You may feel what’s happened is unfair. You did nothing seriously wrong. They are reacting based on something historical that isn’t your fault so why should you have to change your behaviour? With the reaction seeming disproportionate, you may feel they are being ridiculous. This all serves to protect you from having to consider your own behaviour or take responsibility for making changes.

A traumatised person who has been triggered into a response is not well placed to explain to you what just happened. Explainnig requires trust, and you’ve just put them in a very bad place – however innocently. It is worth bearing in mind that these kinds of responses are like people traumatised in war being put back in the trenches by the sounds of fireworks. To have Post Traumatic Stress Disorder you have to have been traumatised.

One of the worst things you can make a trauma survivor do is go over what happened to them. You don’t need to understand what happened to them. You need to care about them and respect them enough to listen to what they need you to do differently. If you care about a person, you’ll do that. If you don’t – then don’t expect them to let you get very close to them.

One of the hardest things in this can be looking at behaviour that is a little bit off. Did you shout at them? Did you touch them without consent? Did you say something that opened the door to a very dark place? Did you make a rape joke, or minimise something that was serious for them? I’ve had several rounds of guys who unexpectedly kissed me and who were not willing to not do that for the sake of my wellbeing. I don’t do well with touch, or with being surprised, and I’ve been panicked by this.

It can be really uncomfortable to consider that behaviour you thought was ok is triggering for someone you thought you cared about. It can be hard undertaking to change how you think and what you do. It can be painful seeing something you thought was innocent related to rape culture, domestic abuse and coercive control. It was just a little thing you did, right? It was just small. You want it to be ok. You want to tell them why they should be ok with what you did… if you want your feelings to matter and their distress to be irrelevant, you are going to keep pushing those trauma buttons. If that seems fair enough to you, and like something a trauma survivor should be ok with… consider that you are not the hero of this story.

About Nimue Brown

Druid, author, dreamer, folk enthusiast, parent, wife to the most amazing artist -Tom Brown. Drinker of coffee, maker of puddings. Exploring life as a Pagan, seeking good and meaningful ways to be, struggling with mental health issues and worried about many things. View all posts by Nimue Brown

7 responses to “On finding you’ve triggered someone

  • Kizzia

    Reblogged this on Where Kizzia Lives and commented:
    An excellent post:

  • SharonJayne

    Reblogged this on Brighid's Hope and commented:
    Well worth reading, whether as someone living with PTSD/Complex PTSD, or in seeking understanding of people living with any form of PTSD

  • Laetitia

    I had former friends who reacted ‘over the top’ and directed all their hate towards me over a small matter that could have been rectified. Later one of their male friends had gone to court through possessing indecent images of children, but they overlooked this deceit and supported them.
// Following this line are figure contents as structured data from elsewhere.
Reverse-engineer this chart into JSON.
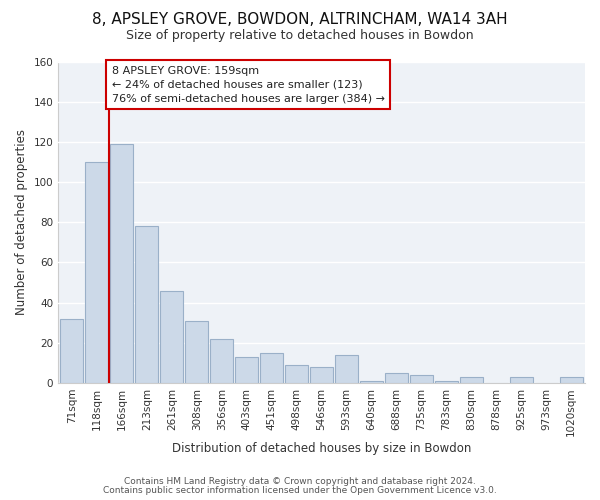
{
  "title": "8, APSLEY GROVE, BOWDON, ALTRINCHAM, WA14 3AH",
  "subtitle": "Size of property relative to detached houses in Bowdon",
  "xlabel": "Distribution of detached houses by size in Bowdon",
  "ylabel": "Number of detached properties",
  "bar_color": "#ccd9e8",
  "bar_edge_color": "#9ab0c8",
  "reference_line_x": 1.5,
  "reference_line_color": "#cc0000",
  "annotation_text": "8 APSLEY GROVE: 159sqm\n← 24% of detached houses are smaller (123)\n76% of semi-detached houses are larger (384) →",
  "annotation_box_color": "#ffffff",
  "annotation_box_edge_color": "#cc0000",
  "categories": [
    "71sqm",
    "118sqm",
    "166sqm",
    "213sqm",
    "261sqm",
    "308sqm",
    "356sqm",
    "403sqm",
    "451sqm",
    "498sqm",
    "546sqm",
    "593sqm",
    "640sqm",
    "688sqm",
    "735sqm",
    "783sqm",
    "830sqm",
    "878sqm",
    "925sqm",
    "973sqm",
    "1020sqm"
  ],
  "values": [
    32,
    110,
    119,
    78,
    46,
    31,
    22,
    13,
    15,
    9,
    8,
    14,
    1,
    5,
    4,
    1,
    3,
    0,
    3,
    0,
    3
  ],
  "ylim": [
    0,
    160
  ],
  "yticks": [
    0,
    20,
    40,
    60,
    80,
    100,
    120,
    140,
    160
  ],
  "footer1": "Contains HM Land Registry data © Crown copyright and database right 2024.",
  "footer2": "Contains public sector information licensed under the Open Government Licence v3.0.",
  "background_color": "#ffffff",
  "plot_bg_color": "#eef2f7",
  "grid_color": "#ffffff",
  "title_fontsize": 11,
  "subtitle_fontsize": 9,
  "tick_fontsize": 7.5,
  "footer_fontsize": 6.5,
  "annotation_fontsize": 8
}
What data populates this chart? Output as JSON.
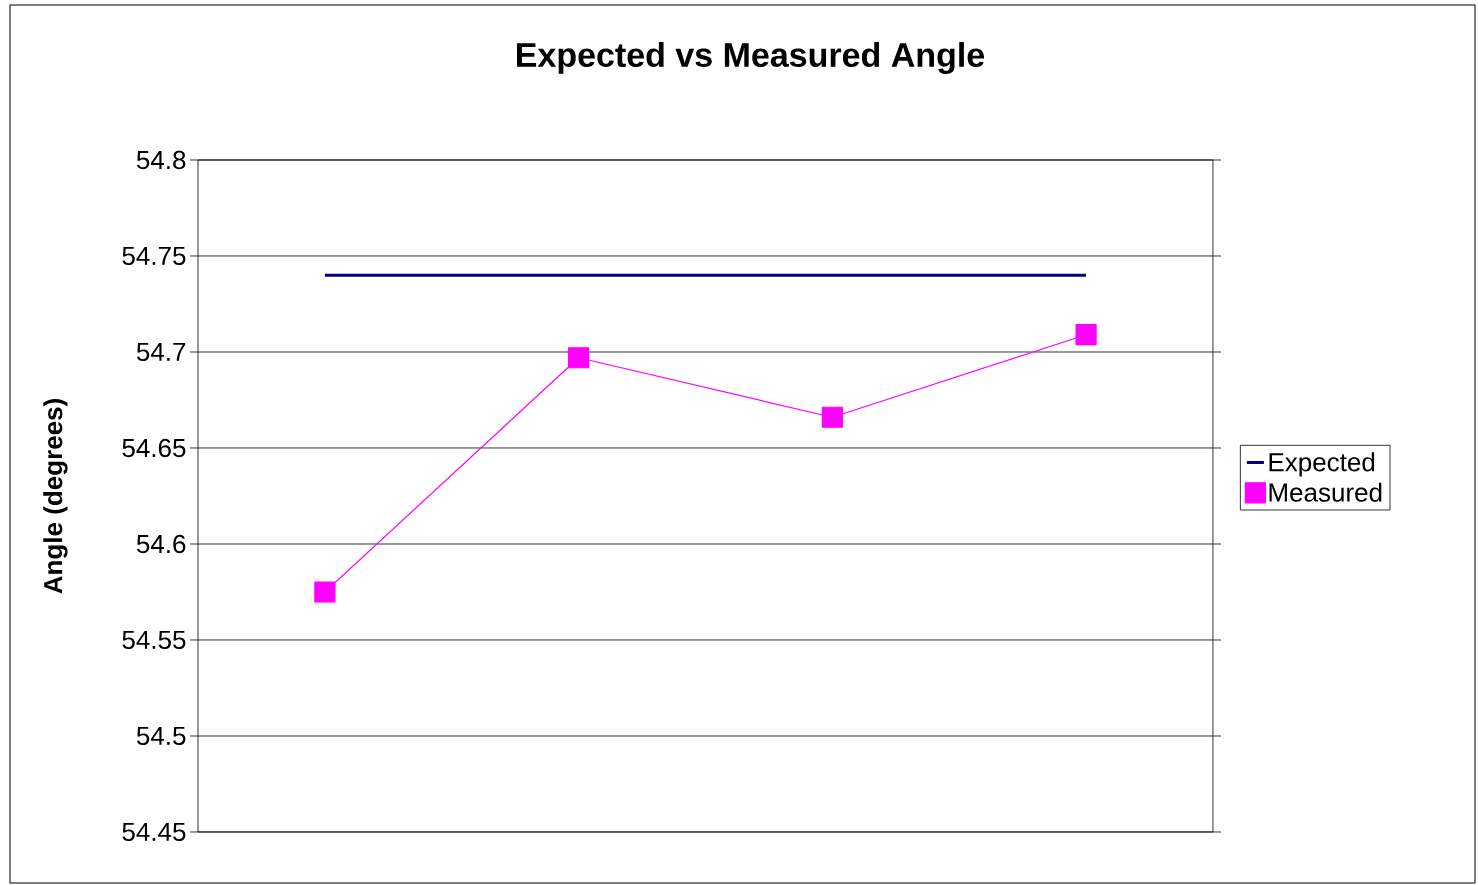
{
  "chart_data": {
    "type": "line",
    "title": "Expected vs Measured Angle",
    "ylabel": "Angle (degrees)",
    "categories": [
      null,
      null,
      null,
      null
    ],
    "series": [
      {
        "name": "Expected",
        "color": "#000080",
        "values": [
          54.74,
          54.74,
          54.74,
          54.74
        ],
        "marker": "none"
      },
      {
        "name": "Measured",
        "color": "#ff00ff",
        "values": [
          54.575,
          54.697,
          54.666,
          54.709
        ],
        "marker": "square"
      }
    ],
    "ylim": [
      54.45,
      54.8
    ],
    "yticks": [
      54.45,
      54.5,
      54.55,
      54.6,
      54.65,
      54.7,
      54.75,
      54.8
    ],
    "grid": "y",
    "legend": "right",
    "tick_labels": "y"
  }
}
As you say life can be so unfair, but as we know its not a out us personally its more about them. xx

  • paulaacton

    it is not always that simple and sometimes all parties including those who were triggered have to take their share of resolution. Last week I was at a funeral, a group of us were sat together at the wake after and the discussion turned to cancer, one of the ladies at the table had just been diagnosed, a few of us were talking about personal experiences with friends and family trying to reassure her that once the ball is moving the NHS so deal with this illness swiftly when one of the women broke down in tears, it turned out that she lost a family member to the illness, but her tears then made the original speaker (the lady who had just been diagnosed) feel like she could not discuss her own health. Just as the person speaking should not feel guilty about inadvertently triggering someone whose circumstances she did not know, the person being triggered needs to accept that others may also be dealing with their own issues and respect they have the right to talk about their own experiences.